Inclusione sì ma senza normative

Inutile dire che Lia non sia molto amata tra le colleghe in vasca; certo, un po’ perché vince ma soprattutto perché, dicono loro, è un maschio e di fatto è fuori dalle regole. La protesta si è resa molto evidente sul podio con Lia sul gradino più alto e, lontano le tre atlete femmine dalla nascita classificate seconda, terza e quarta che hanno posato per le foto di rito come fosse un vero podio. Inutile ribadire le differenze di forza fisica e di prestazioni tra maschi e femmine. Inutile ribadire che non è questo il primo caso della storia dello sport. Pensate, con tutte le differenze del caso, a quanto successo con la mezzofondista sudafricana Caster Semenya, il cui corpo dalle evidenti fattezze mascoline è stato al centro di analisi e polemiche a non finire sulla sua sessualità, sui suoi ormoni con ricorsi e controricorsi.
La realtà è che alla politica dell’inclusione a tutti i costi, alla politica del gender fluid lo sport, dove purtroppo le differenze tra maschi e femmine esistono, evidenti, non è seguita una riflessione con normativa ad hoc da parte del Cio o delle varie federazioni sportive mondiali.
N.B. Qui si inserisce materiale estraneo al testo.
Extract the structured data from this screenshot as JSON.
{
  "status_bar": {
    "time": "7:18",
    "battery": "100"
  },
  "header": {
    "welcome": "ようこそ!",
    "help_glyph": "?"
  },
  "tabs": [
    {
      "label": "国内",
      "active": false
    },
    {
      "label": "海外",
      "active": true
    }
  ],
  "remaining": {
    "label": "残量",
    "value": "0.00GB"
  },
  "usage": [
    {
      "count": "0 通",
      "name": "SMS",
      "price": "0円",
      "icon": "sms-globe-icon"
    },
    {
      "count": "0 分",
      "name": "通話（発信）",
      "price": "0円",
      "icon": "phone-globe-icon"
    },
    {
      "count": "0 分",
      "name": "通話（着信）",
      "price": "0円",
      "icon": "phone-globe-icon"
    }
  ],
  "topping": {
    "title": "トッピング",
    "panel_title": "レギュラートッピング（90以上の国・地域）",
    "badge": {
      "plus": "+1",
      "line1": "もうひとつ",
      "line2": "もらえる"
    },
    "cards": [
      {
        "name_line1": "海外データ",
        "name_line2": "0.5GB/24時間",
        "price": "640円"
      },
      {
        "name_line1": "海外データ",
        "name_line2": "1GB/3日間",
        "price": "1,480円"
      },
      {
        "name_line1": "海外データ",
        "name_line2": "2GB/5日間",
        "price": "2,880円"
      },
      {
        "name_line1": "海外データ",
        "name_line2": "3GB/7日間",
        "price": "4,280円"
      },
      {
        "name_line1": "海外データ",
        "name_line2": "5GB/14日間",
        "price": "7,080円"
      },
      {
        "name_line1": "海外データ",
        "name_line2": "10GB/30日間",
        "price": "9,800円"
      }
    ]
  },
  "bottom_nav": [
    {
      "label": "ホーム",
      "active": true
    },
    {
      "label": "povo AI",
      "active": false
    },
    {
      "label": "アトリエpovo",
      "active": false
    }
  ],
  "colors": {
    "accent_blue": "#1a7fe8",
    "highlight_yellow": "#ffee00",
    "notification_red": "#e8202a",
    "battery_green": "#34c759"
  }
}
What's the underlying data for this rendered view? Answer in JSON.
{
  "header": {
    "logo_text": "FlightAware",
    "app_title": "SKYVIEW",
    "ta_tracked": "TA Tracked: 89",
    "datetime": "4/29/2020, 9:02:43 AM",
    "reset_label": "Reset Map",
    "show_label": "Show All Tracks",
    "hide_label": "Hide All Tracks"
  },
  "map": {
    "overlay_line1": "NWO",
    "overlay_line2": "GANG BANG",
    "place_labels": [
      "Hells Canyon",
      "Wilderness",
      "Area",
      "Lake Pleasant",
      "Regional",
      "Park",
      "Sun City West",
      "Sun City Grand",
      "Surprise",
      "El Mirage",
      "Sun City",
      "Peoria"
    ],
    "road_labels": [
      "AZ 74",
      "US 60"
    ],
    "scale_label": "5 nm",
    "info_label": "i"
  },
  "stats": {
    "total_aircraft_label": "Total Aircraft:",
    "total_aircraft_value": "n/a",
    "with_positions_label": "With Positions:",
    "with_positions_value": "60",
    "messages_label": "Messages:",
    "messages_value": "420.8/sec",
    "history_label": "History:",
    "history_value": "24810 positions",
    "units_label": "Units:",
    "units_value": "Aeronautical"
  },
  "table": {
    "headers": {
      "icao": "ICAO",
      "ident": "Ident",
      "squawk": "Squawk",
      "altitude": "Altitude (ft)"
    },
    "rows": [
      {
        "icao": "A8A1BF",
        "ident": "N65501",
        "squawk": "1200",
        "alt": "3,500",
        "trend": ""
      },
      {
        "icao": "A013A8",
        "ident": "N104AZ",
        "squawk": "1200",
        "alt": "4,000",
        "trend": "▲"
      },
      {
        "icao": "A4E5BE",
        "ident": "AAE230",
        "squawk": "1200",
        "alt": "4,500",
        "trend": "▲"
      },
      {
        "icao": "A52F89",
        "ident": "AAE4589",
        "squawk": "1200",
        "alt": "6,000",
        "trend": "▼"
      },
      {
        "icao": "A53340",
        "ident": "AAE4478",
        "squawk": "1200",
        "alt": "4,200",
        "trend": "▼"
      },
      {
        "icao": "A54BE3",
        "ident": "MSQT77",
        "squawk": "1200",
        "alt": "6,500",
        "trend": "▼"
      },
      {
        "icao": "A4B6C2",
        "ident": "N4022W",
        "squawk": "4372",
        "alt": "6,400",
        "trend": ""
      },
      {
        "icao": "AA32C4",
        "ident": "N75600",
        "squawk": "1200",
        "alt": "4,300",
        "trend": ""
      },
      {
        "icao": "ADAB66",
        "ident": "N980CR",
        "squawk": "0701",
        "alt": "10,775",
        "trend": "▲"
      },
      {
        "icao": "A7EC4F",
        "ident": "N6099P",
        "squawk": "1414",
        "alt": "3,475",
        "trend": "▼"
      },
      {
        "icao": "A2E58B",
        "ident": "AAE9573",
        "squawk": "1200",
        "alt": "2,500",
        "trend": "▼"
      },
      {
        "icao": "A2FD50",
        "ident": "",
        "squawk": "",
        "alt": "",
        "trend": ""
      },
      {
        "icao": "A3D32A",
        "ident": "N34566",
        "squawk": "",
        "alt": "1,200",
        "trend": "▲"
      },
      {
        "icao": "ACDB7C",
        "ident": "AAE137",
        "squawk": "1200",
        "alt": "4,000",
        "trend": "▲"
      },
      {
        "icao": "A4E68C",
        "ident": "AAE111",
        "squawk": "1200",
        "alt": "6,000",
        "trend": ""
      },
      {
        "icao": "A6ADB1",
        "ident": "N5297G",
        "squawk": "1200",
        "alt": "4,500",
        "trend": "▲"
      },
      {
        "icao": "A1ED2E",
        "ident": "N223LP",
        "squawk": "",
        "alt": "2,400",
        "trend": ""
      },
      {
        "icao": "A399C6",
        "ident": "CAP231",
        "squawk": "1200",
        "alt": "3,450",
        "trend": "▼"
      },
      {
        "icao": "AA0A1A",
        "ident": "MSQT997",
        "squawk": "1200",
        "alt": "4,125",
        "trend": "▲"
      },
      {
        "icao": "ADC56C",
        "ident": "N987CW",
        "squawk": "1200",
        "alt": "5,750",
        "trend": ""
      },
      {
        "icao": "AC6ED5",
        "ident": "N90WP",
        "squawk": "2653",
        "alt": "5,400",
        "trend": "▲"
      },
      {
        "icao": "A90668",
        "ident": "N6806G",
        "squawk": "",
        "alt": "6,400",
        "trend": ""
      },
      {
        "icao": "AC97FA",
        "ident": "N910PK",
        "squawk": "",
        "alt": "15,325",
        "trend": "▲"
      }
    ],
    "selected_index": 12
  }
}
Sono infatti in molti a chiedere che i transgender abbiano competizioni ad hoc, con spogliatoi ad hoc, classifiche ad hoc etc etc etc.
Sul tema in Italia tutto tace, come sempre, non fosse altro per il fatto che al momento non esistono casi rilevanti da gestire. Per una volta però non sarebbe male anticipare con soluzioni invece che tamponare all’ultimo momento, davanti all’emergenza ed alle ovvie polemiche (anche politiche) che si porterà con se.